National Allotments Week: Beginners tips for starting an allotment

This week, 9th-15th August, The National Allotment Society celebrated the skills and achievements of allotment owners across the country. The theme for National Allotments Week 2021 was 'plotting for the future', and they explored how allotments can help create a more sustainable society. You can look back on this year's events to get a taste of what happens each year. 

Whether you've just acquired a plot, or allotment keeping is something you'd like to get into, here are our essential tips on how to start an allotment of your very own. 



You'll want to set off on the right foot and make caring for your allotment as easy as possible. Check your shed first, but if you don’t have any of the tools on this list, why not see if a neighbour or family friend can lend you one of theirs?

Gloves - essential for better grip in wet weather, plus protection from prickly brambles and stinging nettles

Trowel - dig under soil effectively to make light work of weeding, planting and root removal

Shears - for when it comes to pruning your plants or harvesting stems like kale and broccoli

Watering can - unless you can reach the whole allotment with your hose, a watering can (with a rose head for more careful soaking) is a must

Rake - a rake will allow you to remove unwanted leaves and prepare the soil for new seeds

Spade - for heftier digging jobs, you'll want a spade so you can move dirt around quickly

Compost bin - fertilise the soil in your garden by setting up a compost, either at home or on your allotment

Wheelbarrow - handy to load up with weeds for trips to and from the compost, as well as carrying heavier harvests

Plant labels - if you think you might forget exactly where you planted certain plants, keep some biodegradable plant labels and a pencil to hand


You might want a project to get stuck into and be willing to put in the hours to get your allotment up to scratch. But is your new allotment plot too monumental a task? Decide how much of a time commitment you can make and how you’ll make your plot work for you. 

Figure out what you’ll need to do to get your plot into a workable condition. A good allotment plot should have plenty of sunlight, nearby access to water, a shed and land that can be worked for planting. Do you have enough space for any structures you want to use, like a greenhouse or a large trellis?


Autumn and winter are the best months to get an allotment and start clearing it. You'll then have less weeding to do in the spring, which is the busiest time to sow new seeds. 
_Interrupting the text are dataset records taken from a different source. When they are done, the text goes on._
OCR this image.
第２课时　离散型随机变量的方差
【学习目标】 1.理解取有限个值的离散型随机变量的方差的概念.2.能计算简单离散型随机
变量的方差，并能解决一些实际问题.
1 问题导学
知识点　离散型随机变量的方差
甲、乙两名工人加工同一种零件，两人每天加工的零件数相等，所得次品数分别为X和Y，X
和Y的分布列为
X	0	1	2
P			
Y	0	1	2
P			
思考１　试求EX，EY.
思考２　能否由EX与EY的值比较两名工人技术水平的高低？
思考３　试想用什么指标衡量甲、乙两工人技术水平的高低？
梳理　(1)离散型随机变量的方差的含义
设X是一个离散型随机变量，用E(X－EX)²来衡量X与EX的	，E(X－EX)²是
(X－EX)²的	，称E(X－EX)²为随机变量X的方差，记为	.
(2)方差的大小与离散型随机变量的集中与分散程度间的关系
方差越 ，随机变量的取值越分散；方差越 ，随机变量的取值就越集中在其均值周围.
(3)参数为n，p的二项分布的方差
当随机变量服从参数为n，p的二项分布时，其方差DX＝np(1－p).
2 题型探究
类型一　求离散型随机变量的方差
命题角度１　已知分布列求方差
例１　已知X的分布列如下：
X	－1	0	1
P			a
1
Clear your plot one section at a time, then you can start planting in the first cleared area sooner. This will give you a good variety of tasks each time you visit your allotment. Dig the soil twice to catch all weed roots, bring air into the ground and aid better drainage. Apply a layer of compost before planting. If you don't plan to plant straight away, lay down old fence panels or flattened cardboard boxes (like your Oddbox boxes) to stop weeds growing in the meantime. 

Ask your allotment site manager for help recycling or disposing of any non-organic waste you find while clearing. Tread carefully in long grass and consider that your allotment may have become a valuable habitat for wildlife. Check for hedgehogs, snails, slugs, worms, caterpillars and chrysalises before strimming grass or digging an area. 


If you're starting an allotment for the first time, consider growing a few types of vegetables or herbs for the first few months. This way, you're more likely to keep track of the individual needs of each type of plant you have. Think about what you'll be really excited to eat, then give it a go. 

You could even include companion plants - they can help your veggies grow and aid with pest control. For example, calendula repels pests from tomatoes and beans, and attracts insects that eat aphids. The calendula flowers are edible too and can add extra colour to a salad. 

If you want to grow a fruit tree remember that, depending on its stage of growth, you may not harvest fruit for the first few years. 


You don't want to reach the end of a day of planting and realise you haven't left enough space for your courgette seeds to bloom into big, beautiful plants. Now you've chosen your seeds, from a birds-eye view, draw out a floor plan of your allotment. Make sure you have ample space for each plant to grow. If you only have one area of your allotment cleared, make sure you sow the seeds there that need planting the soonest. 

With careful planning, you can help each of your plants to grow to its full potential. Consider how sunny areas of your allotment are and how well the soil drains in different spots. If you happen to know the composition of your soil (for example, is one area richer in nitrogen?) factor that into your decisions too. 


This might be the least obvious of our allotment beginners tips. Imagine turning up at the allotment and your spinach has already bolted, or your cucumbers have overripened. Unless you plan to visit your allotment daily, it's easy on sunny days for plants to quickly bypass your expectations. And you'll want to harvest your fruits and veggies are at the best times, as most are at their tastiest for only two or three days. 

For this reason, it's never a bad idea to make notes with rough harvesting dates while you're sowing seeds, transplanting seedlings or planting trees. Although harvesting is never an exact science, calendar reminders can prompt you to keep a closer eye on particular areas of your allotment.